A plasma osmolality test and osmotic gap may be ordered when a patient has symptoms such as thirst, confusion, nausea, headache, lethargy, seizures, or coma that the doctor suspects may be due to hyponatremia or the ingestion of a toxin such as methanol or ethylene glycol. A urine osmolality test may be ordered along with plasma testing when the doctor wants to compare urine results with the plasma osmolality and/or when the patient is producing increased or decreased quantities of urine. Both may be ordered when a doctor suspects that the patient may have diabetes insipidus. Osmolality testing may be ordered on asymptomatic patients with unexplained hyponatremia when a low sodium is discovered during testing for other reasons. Plasma and urine osmolality testing may be ordered frequently to monitor the effectiveness of treatment for these conditions and at regular intervals to monitor patients taking mannitol.
Stool osmolality may be ordered when the doctor suspects that a patient’s chronic diarrhea may be due to an osmotically active substance.
What does the test result mean? NOTE: This test has no single number that identifies an abnormal result.
Your lab report (see a sample report) should include
a range of numbers (reference range) that identifies what is expected for you based on
your age, sex, and the method used in that laboratory. You can find more information
about expected results at Reference Ranges
and What They Mean. Lab Tests Online strongly recommends that you discuss the meaning of your test results with your doctor.
Osmolality is dynamic and will fluctuate as the body responds to and corrects temporary water imbalances. Plasma and urine osmolality tests must be evaluated in the context of the patient’s clinical presentation and along with the findings of other tests, such as sodium, glucose, and BUN. Osmolality results are not diagnostic; they suggest that a patient has an imbalance but they do not pinpoint the cause.

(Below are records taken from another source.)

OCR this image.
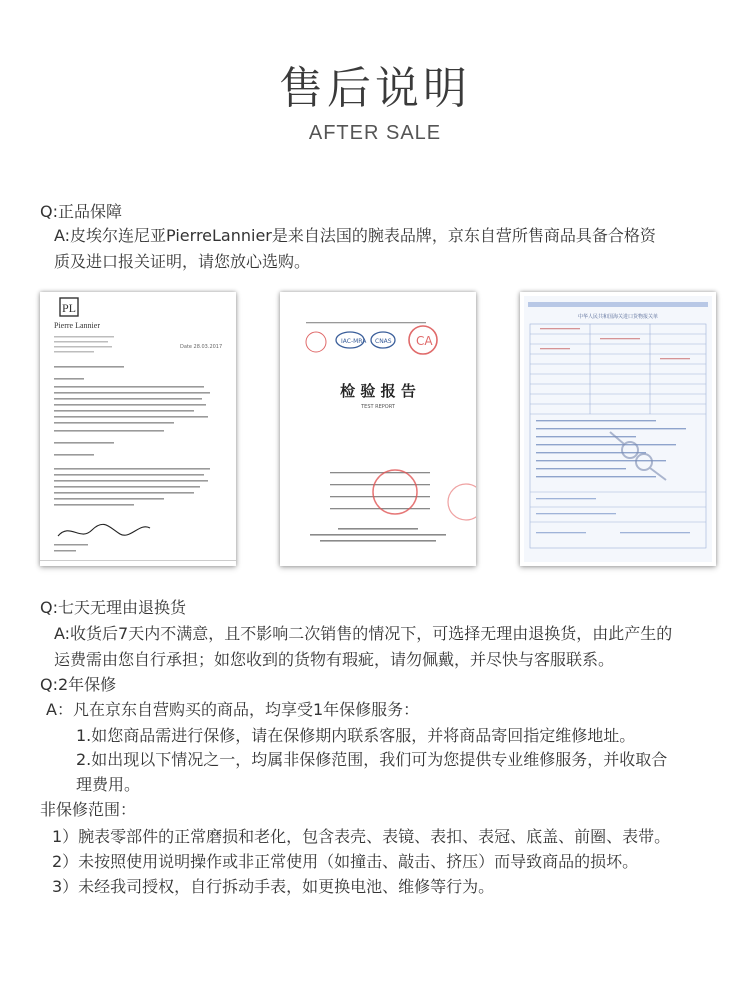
售后说明
AFTER SALE
Q:正品保障
A:皮埃尔连尼亚PierreLannier是来自法国的腕表品牌，京东自营所售商品具备合格资
质及进口报关证明，请您放心选购。
PL
Pierre Lannier
Date 28.03.2017
IAC-MRA CNAS CA
检 验 报 告
TEST REPORT
中华人民共和国海关进口货物报关单
Q:七天无理由退换货
A:收货后7天内不满意，且不影响二次销售的情况下，可选择无理由退换货，由此产生的
运费需由您自行承担；如您收到的货物有瑕疵，请勿佩戴，并尽快与客服联系。
Q:2年保修
A：凡在京东自营购买的商品，均享受1年保修服务：
1.如您商品需进行保修，请在保修期内联系客服，并将商品寄回指定维修地址。
2.如出现以下情况之一，均属非保修范围，我们可为您提供专业维修服务，并收取合
理费用。
非保修范围：
1）腕表零部件的正常磨损和老化，包含表壳、表镜、表扣、表冠、底盖、前圈、表带。
2）未按照使用说明操作或非正常使用（如撞击、敲击、挤压）而导致商品的损坏。
3）未经我司授权，自行拆动手表，如更换电池、维修等行为。
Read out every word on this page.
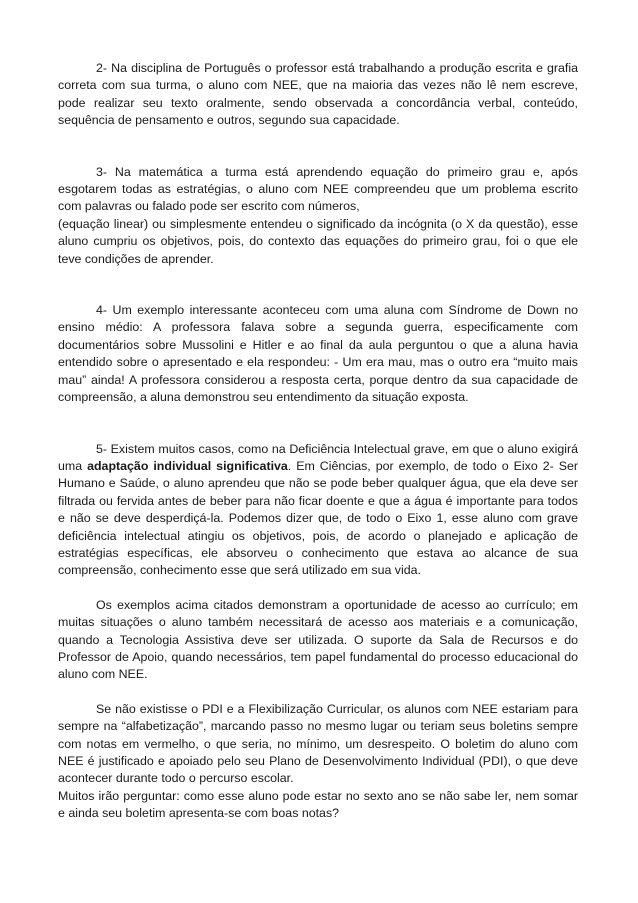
2- Na disciplina de Português o professor está trabalhando a produção escrita e grafia correta com sua turma, o aluno com NEE, que na maioria das vezes não lê nem escreve, pode realizar seu texto oralmente, sendo observada a concordância verbal, conteúdo, sequência de pensamento e outros, segundo sua capacidade.

3- Na matemática a turma está aprendendo equação do primeiro grau e, após esgotarem todas as estratégias, o aluno com NEE compreendeu que um problema escrito com palavras ou falado pode ser escrito com números,

(equação linear) ou simplesmente entendeu o significado da incógnita (o X da questão), esse aluno cumpriu os objetivos, pois, do contexto das equações do primeiro grau, foi o que ele teve condições de aprender.

4- Um exemplo interessante aconteceu com uma aluna com Síndrome de Down no ensino médio: A professora falava sobre a segunda guerra, especificamente com documentários sobre Mussolini e Hitler e ao final da aula perguntou o que a aluna havia entendido sobre o apresentado e ela respondeu: - Um era mau, mas o outro era “muito mais mau” ainda! A professora considerou a resposta certa, porque dentro da sua capacidade de compreensão, a aluna demonstrou seu entendimento da situação exposta.

5- Existem muitos casos, como na Deficiência Intelectual grave, em que o aluno exigirá uma adaptação individual significativa. Em Ciências, por exemplo, de todo o Eixo 2- Ser Humano e Saúde, o aluno aprendeu que não se pode beber qualquer água, que ela deve ser filtrada ou fervida antes de beber para não ficar doente e que a água é importante para todos e não se deve desperdiçá-la. Podemos dizer que, de todo o Eixo 1, esse aluno com grave deficiência intelectual atingiu os objetivos, pois, de acordo o planejado e aplicação de estratégias específicas, ele absorveu o conhecimento que estava ao alcance de sua compreensão, conhecimento esse que será utilizado em sua vida.

Os exemplos acima citados demonstram a oportunidade de acesso ao currículo; em muitas situações o aluno também necessitará de acesso aos materiais e a comunicação, quando a Tecnologia Assistiva deve ser utilizada. O suporte da Sala de Recursos e do Professor de Apoio, quando necessários, tem papel fundamental do processo educacional do aluno com NEE.

Se não existisse o PDI e a Flexibilização Curricular, os alunos com NEE estariam para sempre na “alfabetização”, marcando passo no mesmo lugar ou teriam seus boletins sempre com notas em vermelho, o que seria, no mínimo, um desrespeito. O boletim do aluno com NEE é justificado e apoiado pelo seu Plano de Desenvolvimento Individual (PDI), o que deve acontecer durante todo o percurso escolar.

Muitos irão perguntar: como esse aluno pode estar no sexto ano se não sabe ler, nem somar e ainda seu boletim apresenta-se com boas notas?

In general, if a patient has an increased plasma osmolality, it is due to either decreased water in the blood or increased solutes. If they have decreased plasma osmolality, it is due to increased fluid levels. When a patient has an increased osmotic gap and is suspected of ingesting a toxin such as methanol, then it is likely that they have, with the size of the gap related to the amount of toxin. During monitoring, if osmolality, the osmotic gap, and findings such as a low sodium level return to normal, then treatment has been effective. With mannitol therapy, the monitoring goal is the maintenance of a stable “therapeutic” osmotic gap and the relief of cerebral edema.
When a patient has increased urine output and a low osmolality, then they are either ridding their body of excess fluids or unable to concentrate urine appropriately (which may be due to diabetes insipidus, a lack of ADH). If they have increased urine output and a high osmolality, then it may be due to diabetes mellitus. If a patient has decreased urine output and high osmolality, they may be dehydrated; if they have low or normal osmolality, they may have kidney damage.

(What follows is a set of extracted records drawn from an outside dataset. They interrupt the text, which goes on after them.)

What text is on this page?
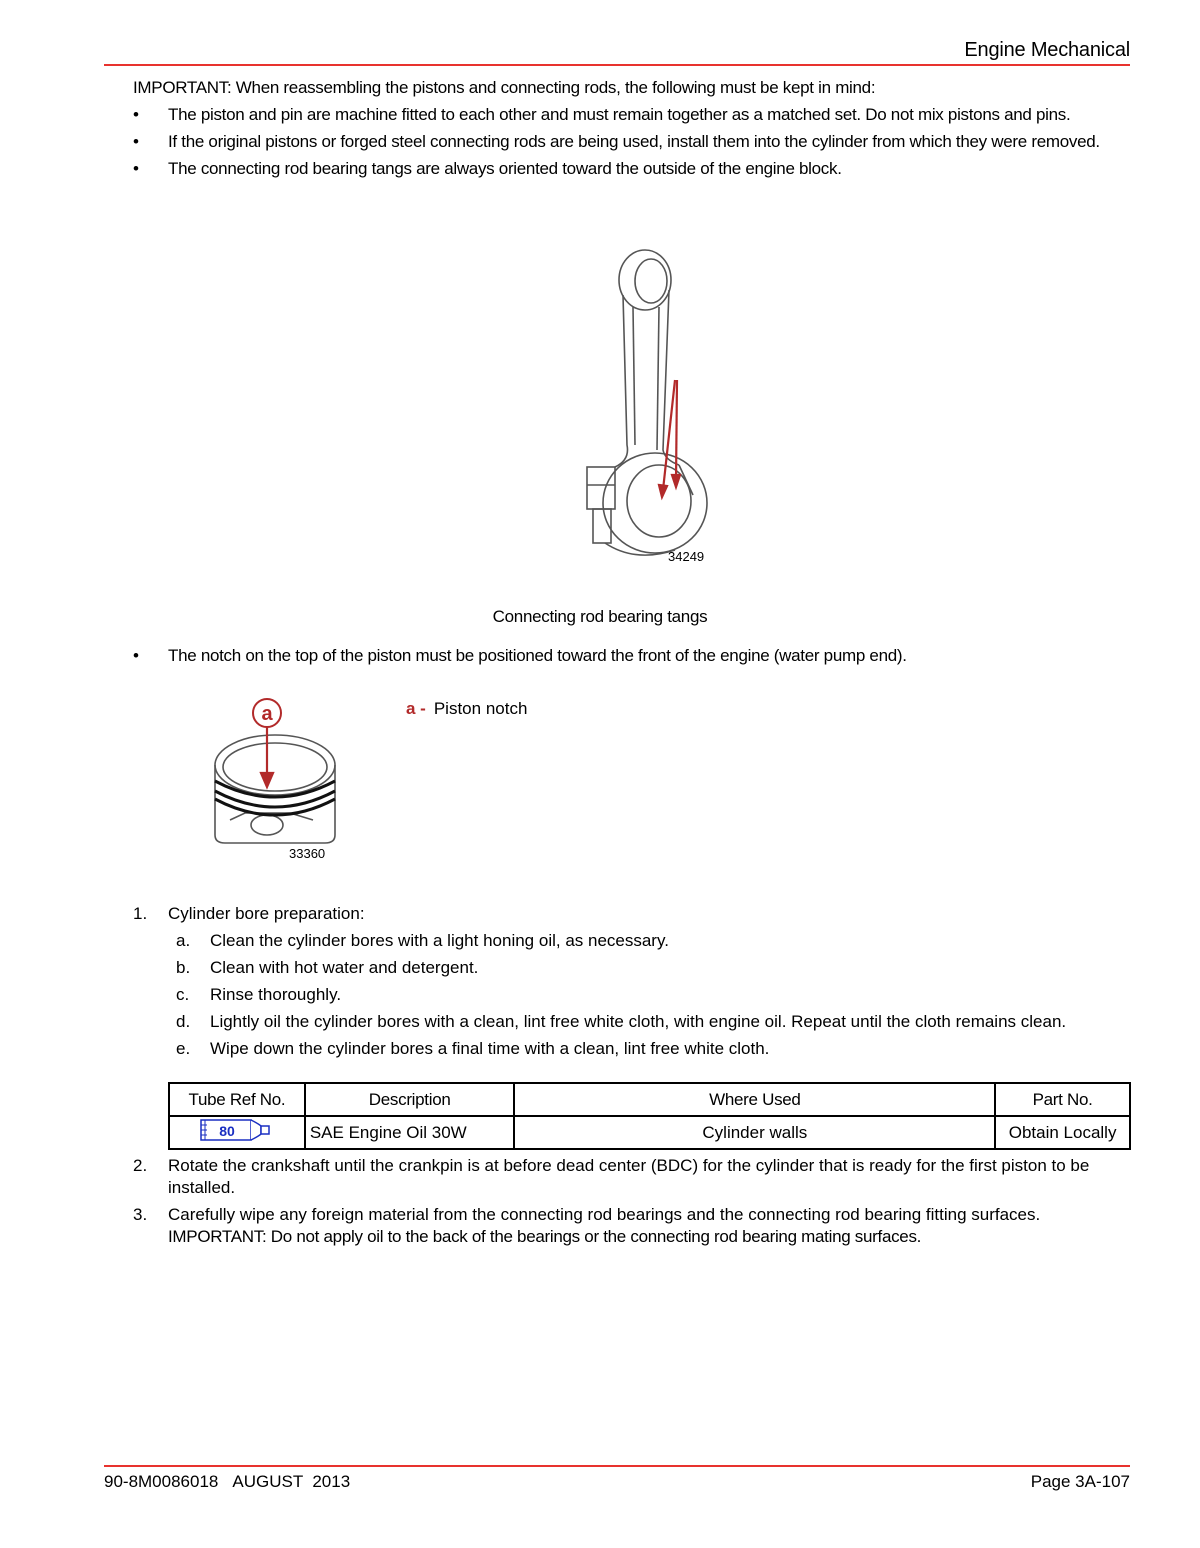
Engine Mechanical
IMPORTANT: When reassembling the pistons and connecting rods, the following must be kept in mind:
• The piston and pin are machine fitted to each other and must remain together as a matched set. Do not mix pistons and pins.
• If the original pistons or forged steel connecting rods are being used, install them into the cylinder from which they were removed.
• The connecting rod bearing tangs are always oriented toward the outside of the engine block.
34249
Connecting rod bearing tangs
• The notch on the top of the piston must be positioned toward the front of the engine (water pump end).
a
33360
a - Piston notch
1. Cylinder bore preparation:
a. Clean the cylinder bores with a light honing oil, as necessary.
b. Clean with hot water and detergent.
c. Rinse thoroughly.
d. Lightly oil the cylinder bores with a clean, lint free white cloth, with engine oil. Repeat until the cloth remains clean.
e. Wipe down the cylinder bores a final time with a clean, lint free white cloth.
Tube Ref No.	Description	Where Used	Part No.

80	SAE Engine Oil 30W	Cylinder walls	Obtain Locally
2. Rotate the crankshaft until the crankpin is at before dead center (BDC) for the cylinder that is ready for the first piston to be installed.
3. Carefully wipe any foreign material from the connecting rod bearings and the connecting rod bearing fitting surfaces.
IMPORTANT: Do not apply oil to the back of the bearings or the connecting rod bearing mating surfaces.
90-8M0086018 AUGUST  2013	Page 3A-107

If a patient has an increased stool osmolality gap, then it is likely that an osmotically active substance is causing their chronic liquid diarrhea. This can be seen with malabsorption and laxative abuse.
A calculation is sometimes ordered for “free water clearance” to help evaluate the ability of the kidney tubules to appropriately concentrate and dilute urine. When urine osmolality is about the same as plasma osmolality, then free water clearance is zero. When blood volume decreases and urine is concentrated, then free water clearance will be negative. When fluid levels are increased and urine is dilute, then free water clearance will be positive.
This article was last reviewed on January 30, 2006.
This page was last modified on April 8, 2009.